Bloody Auditors!

… Are one of the main the reasons I’ve been glued to my PC for the past 3 months, during my usually quiet times.

As your business transitions from small to medium or you start to export items (especially food-items) you tend to get more and more interaction with auditors. A Lot of my work comes from the fact that people want to move from paper-based (but not auditor friendly) systems to traceability and track-ability which auditors thrive on.

Paper based systems work OK when you are small and have only yourself to account to, but paper based systems get much more manually intensive as your volumes grow and are much more liable to human errors such as forgetfulness, input error or interpretation errors.

Designing for auditors is something you need to do from the outset. One of the design criteria and tests of a functioning manufacturing system is whether you can go back on any stock item that was sold and trace it back to its component items following it from purchase order to receival, manufacture and dispatch. Wine systems are a good example of this where we need the ability to trace every additive and grape source through a system notoriously messy in its blending and transfers between batches.

Customers these days demand to know every process and additive. For wines there are actually few guidelines on where to draw the limit. Some systems like the one prior to Bulls-i in Indevin did not treat tank topping (filling a tank or barrel with a tiny amount of wine to allow for evaporation) as a blend and just ignored it as who cares if a 224.65 Litres is topped with 0.25 Litres. But auditors Care!

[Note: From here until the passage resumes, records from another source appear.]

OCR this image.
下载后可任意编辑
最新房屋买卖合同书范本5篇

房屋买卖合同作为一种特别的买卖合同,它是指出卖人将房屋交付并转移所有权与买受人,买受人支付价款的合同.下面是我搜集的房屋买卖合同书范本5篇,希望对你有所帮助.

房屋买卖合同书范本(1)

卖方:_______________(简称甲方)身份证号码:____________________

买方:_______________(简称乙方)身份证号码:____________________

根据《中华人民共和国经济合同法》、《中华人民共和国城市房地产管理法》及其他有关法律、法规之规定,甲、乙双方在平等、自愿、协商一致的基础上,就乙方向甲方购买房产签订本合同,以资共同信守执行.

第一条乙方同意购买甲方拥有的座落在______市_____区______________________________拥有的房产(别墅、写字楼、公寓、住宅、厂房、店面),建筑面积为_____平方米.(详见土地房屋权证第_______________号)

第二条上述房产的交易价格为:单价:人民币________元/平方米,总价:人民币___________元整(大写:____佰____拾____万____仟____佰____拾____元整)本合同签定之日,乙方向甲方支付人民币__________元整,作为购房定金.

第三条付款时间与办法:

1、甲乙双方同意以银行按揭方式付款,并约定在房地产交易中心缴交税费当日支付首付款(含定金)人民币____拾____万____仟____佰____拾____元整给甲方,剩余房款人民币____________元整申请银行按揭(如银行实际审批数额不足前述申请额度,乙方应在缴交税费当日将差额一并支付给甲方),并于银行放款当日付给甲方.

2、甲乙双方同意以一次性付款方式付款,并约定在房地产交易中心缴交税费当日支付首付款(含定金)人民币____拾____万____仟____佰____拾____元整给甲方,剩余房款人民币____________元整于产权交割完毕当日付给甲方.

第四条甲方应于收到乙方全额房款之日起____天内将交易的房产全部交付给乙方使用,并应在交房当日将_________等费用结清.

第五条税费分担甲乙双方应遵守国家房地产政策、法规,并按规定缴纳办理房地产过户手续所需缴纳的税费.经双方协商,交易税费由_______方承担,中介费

Systems like Indevin treat every litre as a prisoner, inventory reconciliation processes run monthly expect to account for every litre of wine in the winery and if not questions are asked. This is how it should be, unless you can do this you are not in control of your business processes.

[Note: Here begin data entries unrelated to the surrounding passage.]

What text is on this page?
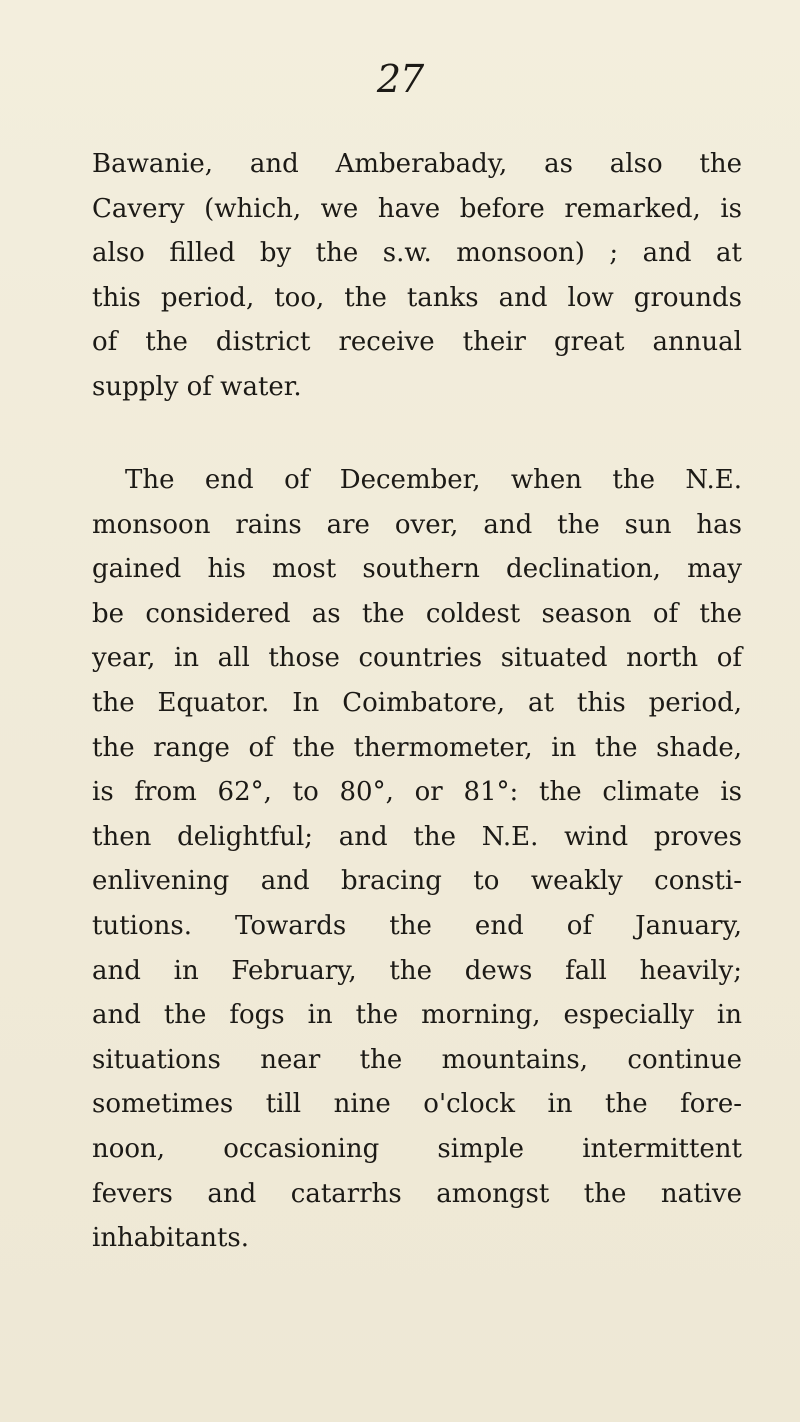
27
Bawanie, and Amberabady, as also the
Cavery (which, we have before remarked, is
also filled by the s.w. monsoon) ; and at
this period, too, the tanks and low grounds
of the district receive their great annual
supply of water.
The end of December, when the N.E.
monsoon rains are over, and the sun has
gained his most southern declination, may
be considered as the coldest season of the
year, in all those countries situated north of
the Equator. In Coimbatore, at this period,
the range of the thermometer, in the shade,
is from 62°, to 80°, or 81°: the climate is
then delightful; and the N.E. wind proves
enlivening and bracing to weakly consti-
tutions. Towards the end of January,
and in February, the dews fall heavily;
and the fogs in the morning, especially in
situations near the mountains, continue
sometimes till nine o'clock in the fore-
noon, occasioning simple intermittent
fevers and catarrhs amongst the native
inhabitants.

The new system for the PHR/Omega Seafoods factory does not have these complicated issues as each lot no of raw mussels or clams is separated on the production line and machinery is cleaned down between each to prevent possible contamination. Nor are additives put into any of their product, in fact the ingredients are just the cooked mussels or clams in their own (succulent) juices. Now a product as wonderful as that would still not be allowed to be sold if you could not explain where every lot code came from and when it was harvested to the Auditors.

Moving from the manual paper based system to the new catch system will begin sometime next month. The desktop parts of the system are mostly written, the touch-screens and scale hardware required for operators to input production data are on order and the program/HMI parts being tested. (Pictures and code soon) One thing is for certain it will be auditor friendly.

Of course, in October is the date the auditors want changes to the way Indevin records its user development which means changing to the job orders and operations touch screens and mobile units in the winery.

“Bloody Auditors!” a pain in the arse but totally necessary.